A new initiative to promote Surrey agriculture ties in very well with the current trends of eating locally and promoting sustainability.
Seven Surrey restaurants are helping to promote Surrey farms throughout September. On Sundays, they will feature meals made with local ingredients, grown in Surrey by local farmers.
Farm Fresh Sundays, as they are known, give a needed boost to local farms. While Surrey is one of the most important agricultural communities in B.C., with hundreds of millions in farm revenue, many local residents are all-but-oblivious to that fact.
They tend not to buy much local food, sometimes simply because it isn’t easy to find, or isn’t labelled as such.
There are many exceptions of course. Longtime Fraser Highway produce stand Two EEs Farm has been selling produce grown on its farm for more than 50 years, and it has a huge following of loyal customers.
There are many other local produce stands in various parts of Surrey. It’s easy to buy a wide variety of fresh food. However, in the most urbanized parts of Surrey, it isn’t always so easy to find Surrey-grown food.
The connection with restaurants is a relatively new one. Given the wide variety of restaurants in Surrey, and the ongoing interest people have in going out to eat, this is a great link.
The seven restaurants taking part in Farm Fresh Sundays are located in various parts of the city. Old Surrey is in Newton; Bozzini’s in the city centre; Elements Casino is in Cloverdale; Royal Oak is in Fleetwood; Taphouse is in Guildford; and Maharaja is in Newton.
The seventh restaurant, Tap, is located in South Surrey and is closed on Sundays. So it is featuring Farm Fresh food on Tuesdays.
Chef Mike Kott makes a point of frequently buying fresh produce from Mary’s Garden, located on 40 Avenue, just a short distance away from the restaurant. When asked why, he replies with one word – “taste.”
Mary’s Garden owner Mike Nootebos appreciates that local connection and vote of confidence.

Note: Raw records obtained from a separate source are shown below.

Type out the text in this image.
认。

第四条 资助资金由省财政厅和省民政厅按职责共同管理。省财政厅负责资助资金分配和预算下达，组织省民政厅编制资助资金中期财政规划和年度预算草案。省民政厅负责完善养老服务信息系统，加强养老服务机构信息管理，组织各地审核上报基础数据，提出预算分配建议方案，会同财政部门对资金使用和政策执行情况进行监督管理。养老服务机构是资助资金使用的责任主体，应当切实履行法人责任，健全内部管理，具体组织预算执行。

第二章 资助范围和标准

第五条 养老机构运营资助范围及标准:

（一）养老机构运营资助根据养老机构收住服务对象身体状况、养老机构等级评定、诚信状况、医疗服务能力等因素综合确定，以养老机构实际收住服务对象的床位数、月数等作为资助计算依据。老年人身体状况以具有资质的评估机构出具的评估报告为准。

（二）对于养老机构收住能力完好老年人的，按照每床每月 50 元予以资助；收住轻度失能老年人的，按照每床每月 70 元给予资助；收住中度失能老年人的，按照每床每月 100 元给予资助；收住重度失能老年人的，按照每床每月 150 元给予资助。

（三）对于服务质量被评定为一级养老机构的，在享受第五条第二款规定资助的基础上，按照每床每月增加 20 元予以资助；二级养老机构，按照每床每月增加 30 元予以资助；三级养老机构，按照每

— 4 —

He says his farm is constantly planting new crops and is an intensive operation. It is marking 50 years in business this year.

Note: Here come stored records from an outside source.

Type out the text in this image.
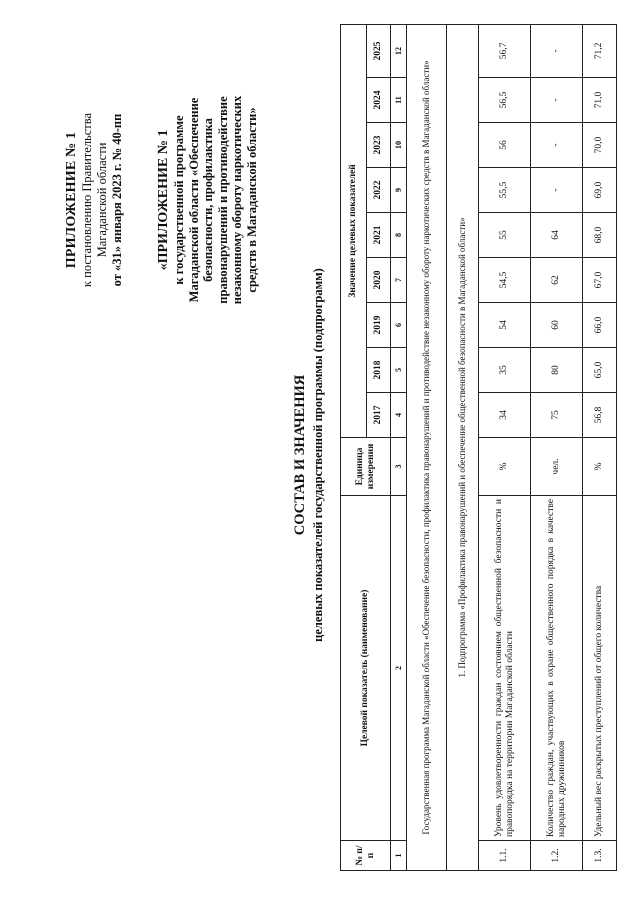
ПРИЛОЖЕНИЕ № 1 к постановлению Правительства Магаданской области от «31» января 2023 г. № 40-пп «ПРИЛОЖЕНИЕ № 1 к государственной программе Магаданской области «Обеспечение безопасности, профилактика правонарушений и противодействие незаконному обороту наркотических средств в Магаданской области»
СОСТАВ И ЗНАЧЕНИЯ целевых показателей государственной программы (подпрограмм)
№ п/п	Целевой показатель (наименование)	Единица измерения	Значение целевых показателей								
			2017	2018	2019	2020	2021	2022	2023	2024	2025
1	2	3	4	5	6	7	8	9	10	11	12
Государственная программа Магаданской области «Обеспечение безопасности, профилактика правонарушений и противодействие незаконному обороту наркотических средств в Магаданской области»											
1. Подпрограмма «Профилактика правонарушений и обеспечение общественной безопасности в Магаданской области»											
1.1.	Уровень удовлетворенности граждан состоянием общественной безопасности и правопорядка на территории Магаданской области	%	34	35	54	54,5	55	55,5	56	56,5	56,7
1.2.	Количество граждан, участвующих в охране общественного порядка в качестве народных дружинников	чел.	75	80	60	62	64	-	-	-	-
1.3.	Удельный вес раскрытых преступлений от общего количества	%	56,8	65,0	66,0	67,0	68,0	69,0	70,0	71,0	71,2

Yet despite those many years in business, farming remains a challenge. Retail prices have to be low to attract customers. Competing with large suppliers from the United States, even with the exchange rate, is difficult.
“We need people to kind of go out of their way to buy local,” Nootebos says.

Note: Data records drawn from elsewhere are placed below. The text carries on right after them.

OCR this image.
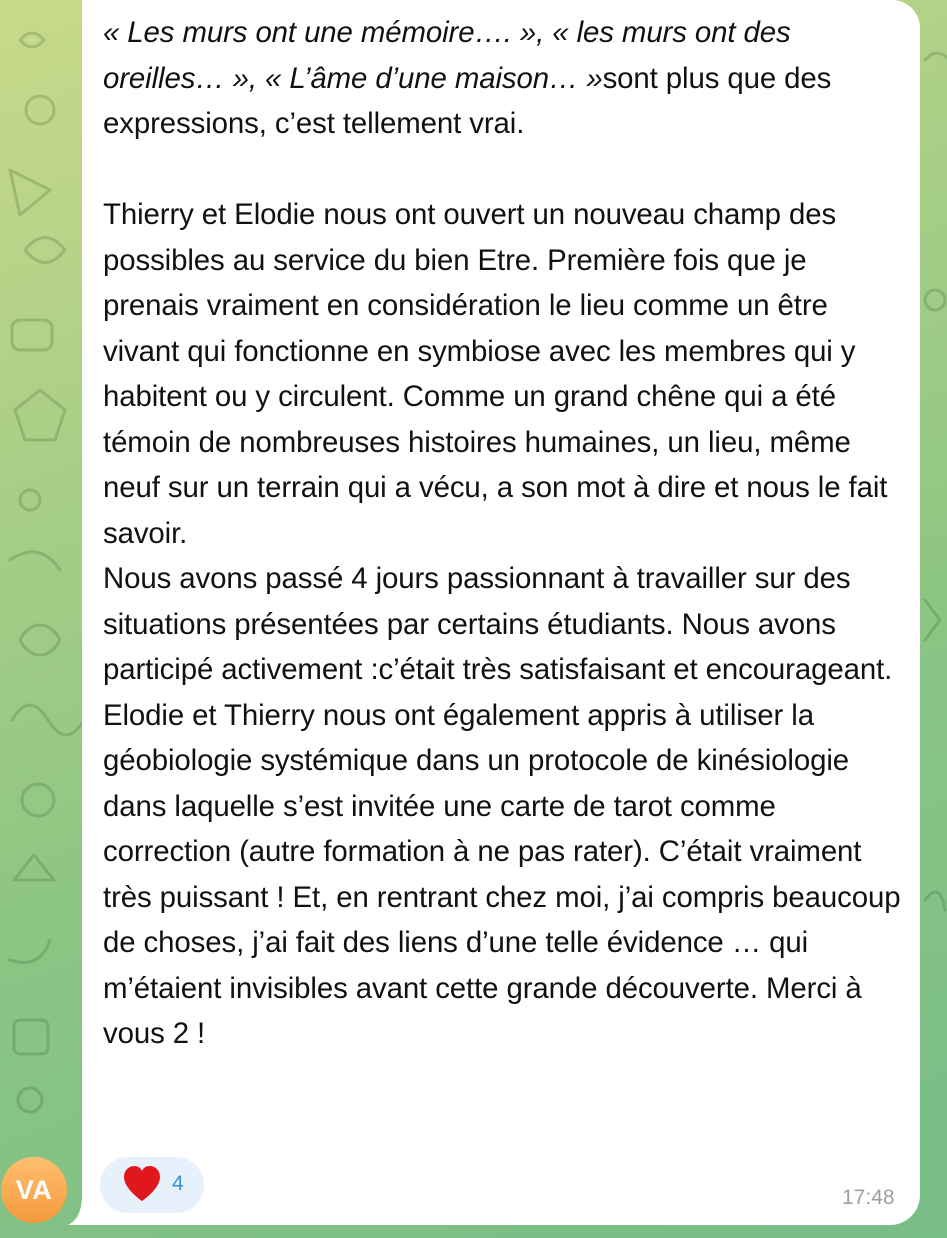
« Les murs ont une mémoire…. », « les murs ont des oreilles… », « L’âme d’une maison… »sont plus que des expressions, c’est tellement vrai.

Thierry et Elodie nous ont ouvert un nouveau champ des possibles au service du bien Etre. Première fois que je prenais vraiment en considération le lieu comme un être vivant qui fonctionne en symbiose avec les membres qui y habitent ou y circulent. Comme un grand chêne qui a été témoin de nombreuses histoires humaines, un lieu, même neuf sur un terrain qui a vécu, a son mot à dire et nous le fait savoir.
Nous avons passé 4 jours passionnant à travailler sur des situations présentées par certains étudiants. Nous avons participé activement :c’était très satisfaisant et encourageant. Elodie et Thierry nous ont également appris à utiliser la géobiologie systémique dans un protocole de kinésiologie dans laquelle s’est invitée une carte de tarot comme correction (autre formation à ne pas rater). C’était vraiment très puissant ! Et, en rentrant chez moi, j’ai compris beaucoup de choses, j’ai fait des liens d’une telle évidence … qui m’étaient invisibles avant cette grande découverte. Merci à vous 2 !

4
17:48
VA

He notes that the draw of big-box stores is hard to counter. However, the increasing emphasis on fresh food and more exposure to quality, and different ways it can be prepared, is helpful.
For many years, Surrey farmers have laboured hard with little help or attention from people outside their circle.
This is gradually changing. Innovative restaurants are looking for an edge, and chefs know that fresh ingredients are hard to beat.
The city deserves credit for hosting an agriculture week, and also for hosting a farmer’s market at the new city hall. Coun. Mike Starchuk spearheaded the farm-to-table project and is excited about the response thus far.
Surrey residents who support local farmers are not only helping other residents keep their jobs, but they are promoting healthy eating and preservation of prime agricultural land. In an age where there are many concerns about preserving the environment, this is a win-win-win situation.